Question orale n° 0546S de M. André Boyer (Lot - RDSE)

publiée dans le JO Sénat du 02/10/2004 - page 6490

M. André Boyer attire l'attention de M. le ministre de l'agriculture, de l'alimentation, de la pêche et des affaires rurales sur les conséquences pour la trufficulture, l'élevage et l'arboriculture de l'utilisation de produits chimiques dispersés par voie aérienne pour prévenir les chutes de grêle. Depuis une vingtaine d'années, de nombreux élus, en particulier ceux du Lot, ont interrogé les pouvoirs publics sur les modalités d'action des avions anti-grêle, sans qu'aucune réponse satisfaisante n'ait pu leur être donnée. Une enquête récente de la préfecture a finalement confirmé que des arboriculteurs du Tarn-et-Garonne, réunis au sein de l'Association expérimentale antigrêle, utilisaient effectivement un avion pour épandre des sels hygroscopiques dans les nuages d'orage, dans le but de provoquer la chute de pluie avant que l'eau ne se transforme en grêlons. Ne pouvant s'assurer qu'un nuage est porteur de grêle ou non, le pilote aurait pour mission de les attaquer tous dès qu'il y a orage en formation. Les résultats de cette expérimentation semblent difficilement exploitables et ne sont pas reconnus par Méteo France, qui estime par ailleurs que les moyens employés sont totalement disproportionnés par rapport à l'ampleur des phénomènes climatiques en cause. Quoi qu'il en soit, cette pratique pose le problème de l'appropriation de l'atmosphère à des fins privées et, en dissipant l'orage avant qu'il n'atteigne les départements limitrophes, se révèle particulièrement préjudiciable aux agriculteurs, notamment les trufficulteurs, les arboriculteurs et les éleveurs voisins, qui sont victimes de la sécheresse par défaut de précipitations. Se faisant l'écho de leur inquiétude, il lui demande s'il envisage de mettre en oeuvre tous les moyens susceptibles d'établir la vérité sur les actions entreprises en matière de lutte contre la grêle avec des moyens aériens et de prendre les mesures qu'elle dictera.

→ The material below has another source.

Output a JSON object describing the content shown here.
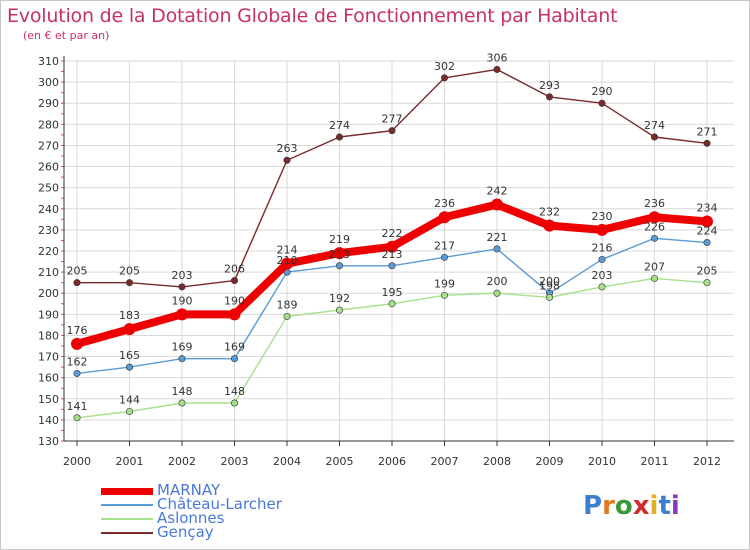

Réponse du Ministère de l'agriculture, de l'alimentation, de la pêche et des affaires rurales

publiée dans le JO Sénat du 20/10/2004 - page 6801

M. André Boyer. Monsieur le président, je salue cordialement votre accession à la vice-présidence.

Monsieur le ministre, depuis plus d'une vingtaine d'années, de nombreux élus de mon département du Lot, exprimant les interrogations et les préoccupations des agriculteurs, ont interrogé les pouvoirs publics sur les modalités d'action des avions anti-grêle et les conséquences, qu'ils jugent néfastes pour l'élevage, l'arboriculture et la trufficulture, des produits chimiques dispersés par voie aérienne en vue de prévenir les chutes de grêle.

Une enquête diligentée par la préfecture du Lot a confirmé que des arboriculteurs du Tarn-et-Garonne, département voisin, utilisaient un avion pour épandre des sels hydroscopiques dans les nuages d'orage afin de provoquer la chute de la pluie avant que l'eau ne se transforme en grêlons, sans qu'il soit possible d'identifier les « bons nuages » et ceux qu'il convient d'attaquer, ce qui conduit peut-être à les attaquer tous !

Cette pratique pose le problème de l'appropriation de l'atmosphère à des fins privées et, en dissipant l'orage avant qu'il atteigne les zones voisines et le département limitrophe, se révèle particulièrement préjudiciable aux producteurs agricoles victimes de la sécheresse par défaut de précipitations.

Monsieur le ministre, je vous serais reconnaissant de m'indiquer les moyens que vous envisagez de mettre en oeuvre afin d'établir la vérité sur ces pratiques de lutte contre la grêle et les mesures susceptibles d'être prises pour y mettre fin si elles s'avéraient préjudiciables.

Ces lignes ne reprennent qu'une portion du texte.